I have bipolar and it is not like that. The moods swings are weeks and months long. Sometimes even years. My typical mania lasts 4 months and depression 5 months. I become delusional in both mania and depression. In mania i think i am famous and have super powers and will meet the prime minister and barack obama is going to call me. In depression i have paranoia so bad i think everyone around me is plotting against me and trying to poison me. In mania i spend anything i get my hands on, even if the money is not mine and i steal from people just to spend. I cannot get a credit card because i will max it to £5000 in ONE day. I've slept with strangers because you get so hypersexual in mania that you will literally sleep with anyone. Don't need to sleep, even though i haven't slept for 4 days already. Rage so bad, i once tore the handle off my mums front door and smashed most of the apartment up in manic rage and she had to restrain me. Hallucinate and become psychotic when its a really bad episode. When i get depression, i almost always try and kill myself. I ended up in hospital last time. I don't get out of bed at all, i don't eat, don't wash or dress, barely even drink. I've gone an entire day without going the toilet because i was too depressed to even move. Cry hyterically for hours on end.
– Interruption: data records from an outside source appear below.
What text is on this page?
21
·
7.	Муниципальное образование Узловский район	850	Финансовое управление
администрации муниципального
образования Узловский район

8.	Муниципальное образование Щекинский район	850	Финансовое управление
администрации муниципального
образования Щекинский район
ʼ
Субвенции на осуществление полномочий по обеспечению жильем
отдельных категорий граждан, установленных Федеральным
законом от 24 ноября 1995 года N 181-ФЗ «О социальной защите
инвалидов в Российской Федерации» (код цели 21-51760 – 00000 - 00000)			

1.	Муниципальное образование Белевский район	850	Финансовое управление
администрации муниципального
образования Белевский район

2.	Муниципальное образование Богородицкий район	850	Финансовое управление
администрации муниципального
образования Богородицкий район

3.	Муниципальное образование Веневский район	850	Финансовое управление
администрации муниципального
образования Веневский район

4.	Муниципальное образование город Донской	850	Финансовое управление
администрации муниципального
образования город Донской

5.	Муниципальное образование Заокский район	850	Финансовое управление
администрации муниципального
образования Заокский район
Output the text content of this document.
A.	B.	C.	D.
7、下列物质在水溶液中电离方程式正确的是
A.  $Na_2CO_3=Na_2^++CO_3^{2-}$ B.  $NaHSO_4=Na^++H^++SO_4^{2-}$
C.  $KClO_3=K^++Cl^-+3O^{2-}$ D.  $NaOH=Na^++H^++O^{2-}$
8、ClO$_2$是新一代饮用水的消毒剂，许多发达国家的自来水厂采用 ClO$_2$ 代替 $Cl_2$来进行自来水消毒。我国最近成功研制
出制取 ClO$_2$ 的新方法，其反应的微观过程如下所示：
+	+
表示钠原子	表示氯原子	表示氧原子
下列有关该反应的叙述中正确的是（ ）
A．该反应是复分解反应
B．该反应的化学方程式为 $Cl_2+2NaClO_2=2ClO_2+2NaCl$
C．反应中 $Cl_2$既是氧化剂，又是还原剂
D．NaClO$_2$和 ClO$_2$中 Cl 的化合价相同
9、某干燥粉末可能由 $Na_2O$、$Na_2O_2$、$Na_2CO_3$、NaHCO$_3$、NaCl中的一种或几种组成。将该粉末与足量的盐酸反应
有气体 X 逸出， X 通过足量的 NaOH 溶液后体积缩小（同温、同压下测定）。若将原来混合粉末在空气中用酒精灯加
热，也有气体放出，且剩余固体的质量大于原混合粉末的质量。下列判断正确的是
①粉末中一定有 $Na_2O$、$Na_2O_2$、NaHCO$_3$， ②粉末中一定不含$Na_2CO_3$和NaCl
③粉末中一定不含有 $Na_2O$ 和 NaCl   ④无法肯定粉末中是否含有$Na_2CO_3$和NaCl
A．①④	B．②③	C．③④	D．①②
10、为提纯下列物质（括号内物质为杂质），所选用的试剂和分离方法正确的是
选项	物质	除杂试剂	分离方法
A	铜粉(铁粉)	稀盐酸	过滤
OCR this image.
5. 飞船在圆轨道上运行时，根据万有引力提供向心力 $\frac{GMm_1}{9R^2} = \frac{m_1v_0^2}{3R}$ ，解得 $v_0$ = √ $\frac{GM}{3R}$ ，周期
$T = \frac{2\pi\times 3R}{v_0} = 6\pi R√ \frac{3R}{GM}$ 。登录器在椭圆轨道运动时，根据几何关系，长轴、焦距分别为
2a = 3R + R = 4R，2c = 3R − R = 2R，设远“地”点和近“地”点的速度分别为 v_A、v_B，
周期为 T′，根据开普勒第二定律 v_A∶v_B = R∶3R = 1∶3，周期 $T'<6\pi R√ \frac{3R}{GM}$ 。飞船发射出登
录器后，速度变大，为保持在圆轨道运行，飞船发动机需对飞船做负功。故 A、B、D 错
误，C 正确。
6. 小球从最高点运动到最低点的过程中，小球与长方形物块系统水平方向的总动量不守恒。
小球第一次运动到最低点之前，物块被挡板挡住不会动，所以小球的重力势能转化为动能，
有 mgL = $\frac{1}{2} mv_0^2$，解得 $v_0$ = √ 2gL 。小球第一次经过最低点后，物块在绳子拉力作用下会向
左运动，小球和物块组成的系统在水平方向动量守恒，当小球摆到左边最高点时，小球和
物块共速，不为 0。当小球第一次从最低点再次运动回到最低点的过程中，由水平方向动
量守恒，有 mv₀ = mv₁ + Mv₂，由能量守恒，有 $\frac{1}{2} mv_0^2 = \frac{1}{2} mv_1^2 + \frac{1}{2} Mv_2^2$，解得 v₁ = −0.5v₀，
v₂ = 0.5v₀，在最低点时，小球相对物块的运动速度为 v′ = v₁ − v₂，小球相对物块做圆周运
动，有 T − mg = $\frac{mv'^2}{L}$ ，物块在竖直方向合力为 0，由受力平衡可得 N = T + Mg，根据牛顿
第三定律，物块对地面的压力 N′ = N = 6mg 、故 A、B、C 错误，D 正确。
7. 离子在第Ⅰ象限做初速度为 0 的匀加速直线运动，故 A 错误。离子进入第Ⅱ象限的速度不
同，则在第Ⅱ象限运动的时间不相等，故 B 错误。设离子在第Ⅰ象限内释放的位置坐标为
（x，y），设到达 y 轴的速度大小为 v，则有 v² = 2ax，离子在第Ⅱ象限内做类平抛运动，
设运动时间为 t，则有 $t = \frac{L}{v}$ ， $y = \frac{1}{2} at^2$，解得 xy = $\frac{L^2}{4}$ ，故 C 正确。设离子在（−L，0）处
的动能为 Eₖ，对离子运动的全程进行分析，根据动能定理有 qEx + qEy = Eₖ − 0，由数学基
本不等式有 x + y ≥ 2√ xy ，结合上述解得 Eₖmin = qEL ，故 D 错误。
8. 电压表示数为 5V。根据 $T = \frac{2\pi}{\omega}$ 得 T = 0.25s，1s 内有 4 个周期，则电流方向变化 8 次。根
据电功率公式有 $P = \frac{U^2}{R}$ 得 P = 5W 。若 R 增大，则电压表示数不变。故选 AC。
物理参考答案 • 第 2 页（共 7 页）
Depression doesn't develop into bipolar. You only have one or the other. You can have highs in depression but unlike bipolar they are shortlived and don't last weeks or months like bipolar.
I think your diagnosis is correct as depression, not bipolar.
The two are different illnesses, although it is possible for bipolar to be misdiagnosed as regular depression to start with. It is much more likely that you are experiencing the normal fluctuations of regular repression. The brief description of your elevated mood doesn't sound anything like full-blown mania, by symptoms or duration. But if you are concerned, talk to your psychiatrist.